Die US-Amerikaner betreiben seit einigen Jahren die vielleicht beste Nachwuchsarbeit im Eishockey überhaupt, noch ein Ärgernis für den kleinen Nachbarn. Nun allerdings spielen die vorrangig in US-Klubs beschäftigten kanadischen Profis in Vancouver um Gold und können dem großen Nachbarn mal gehörig eins auswischen. Hauptgrund dafür, dass die Kanadier nun bei den Spielen von Vancouver die Goldmedaille im Eishockey als eine Mission von nationaler Tragweite verstehen. So wird zum Beispiel das Fantrikot des Teams Kanada mit dem Slogan angepriesen: „Du kannst es dir nicht kaufen, du musst es dir verdienen.“

Es wird sportlich kein Selbstläufer für die Kanadier, das wird dieser Tage oft gesagt. Schließlich sind da nicht nur die USA, sondern auch noch die Russen, Schweden oder Tschechen, die die große Party von Vancouver absagen könnten. Und es ist womöglich die letzte Chance überhaupt für die Kanadier, auf so hohem Niveau olympisches Gold zu holen. Gary Bettman, der Comissioner der NHL, hat bereits laut darüber nachgedacht, die NHL bei den nächsten Olympischen Spielen nicht noch einmal pausieren zu lassen. „Es ist schwer für ein Unternehmen, zwei Wochen lang dicht zu machen, und auf so viele Zuschauer und Aufmerksamkeit zu verzichten“, hat Bettman gesagt. Schließlich sei das russische Sotschi, der Austragungsort der Spiele 2014, für die NHL eben kein interessanter Markt, zudem drohten wegen der Zeitverschiebung unattraktive Sendezeiten. Dafür wollen die Betreiber der Großarenen in den USA lieber nicht mehr mitten in der Saison den Spielbetrieb ruhen lassen – diesmal haben sie das ja auch schon nicht gerne gemacht.
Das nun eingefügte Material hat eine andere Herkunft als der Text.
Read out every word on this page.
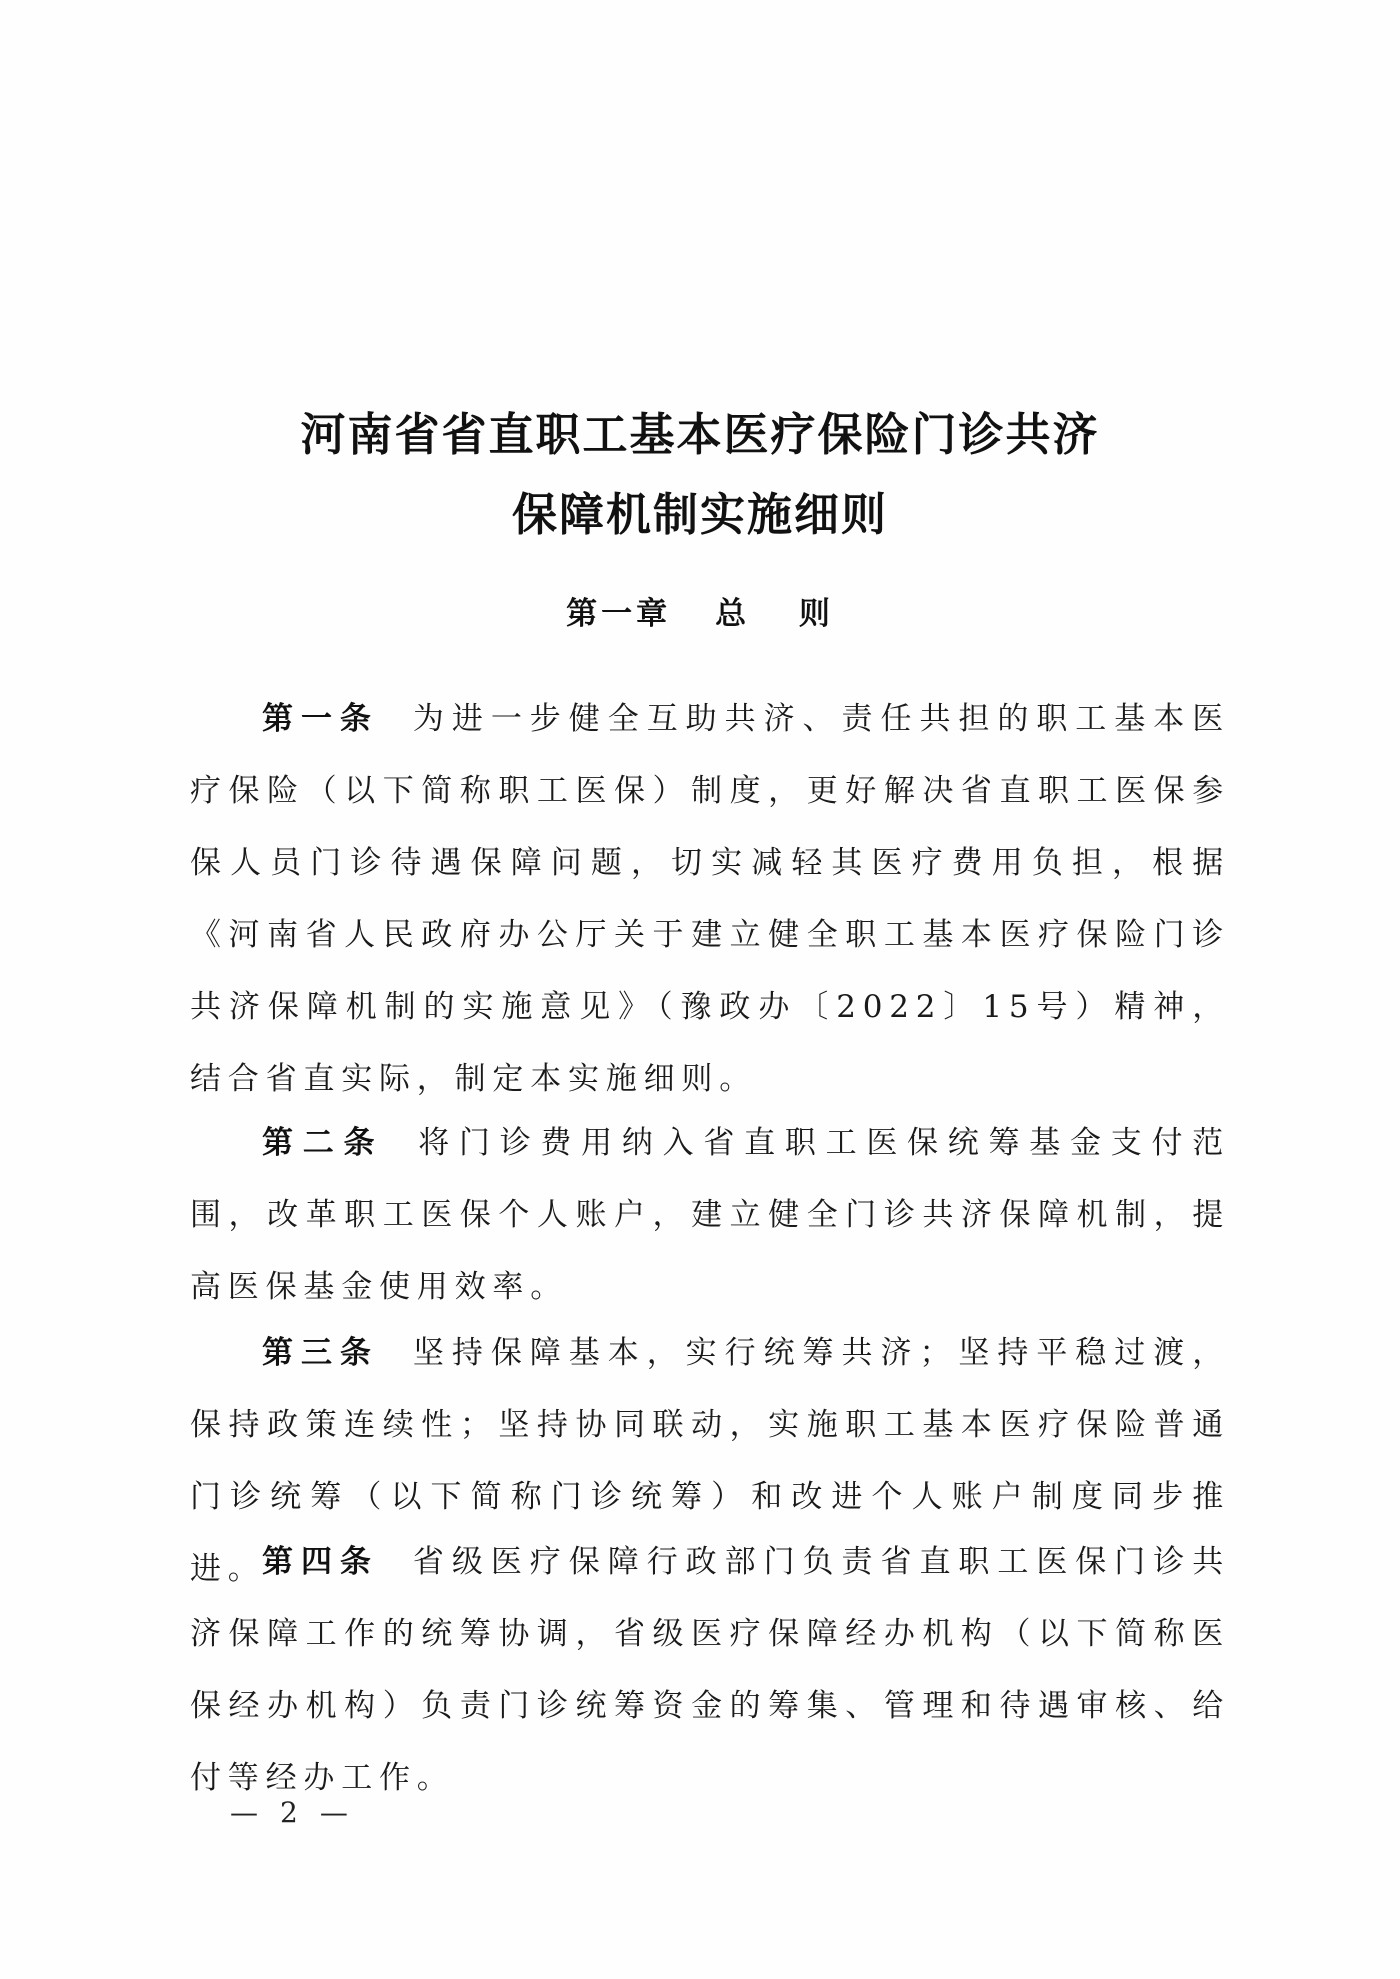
河南省省直职工基本医疗保险门诊共济
保障机制实施细则
第一章 总 则
第一条 为进一步健全互助共济、责任共担的职工基本医疗保险（以下简称职工医保）制度，更好解决省直职工医保参保人员门诊待遇保障问题，切实减轻其医疗费用负担，根据《河南省人民政府办公厅关于建立健全职工基本医疗保险门诊共济保障机制的实施意见》（豫政办〔2022〕15号）精神，结合省直实际，制定本实施细则。
第二条 将门诊费用纳入省直职工医保统筹基金支付范围，改革职工医保个人账户，建立健全门诊共济保障机制，提高医保基金使用效率。
第三条 坚持保障基本，实行统筹共济；坚持平稳过渡，保持政策连续性；坚持协同联动，实施职工基本医疗保险普通门诊统筹（以下简称门诊统筹）和改进个人账户制度同步推进。
第四条 省级医疗保障行政部门负责省直职工医保门诊共济保障工作的统筹协调，省级医疗保障经办机构（以下简称医保经办机构）负责门诊统筹资金的筹集、管理和待遇审核、给付等经办工作。
— 2 —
Das Eishockeyturnier der Männer, das am Dienstag mit dem Spiel USA gegen die Schweiz und mit dem ersten Auftritt von Gastgeber Kanada gegen Norwegen beginnt (ca. 22.30 bzw. 1.30 Uhr im ZDF), muss mit nur zwölf Tagen auskommen – länger wollte die NHL nicht pausieren. Warum auch? Weltmeister sind ja schon die Pittsburgh Penguins und olympisches Gold zählt in der NHL weniger.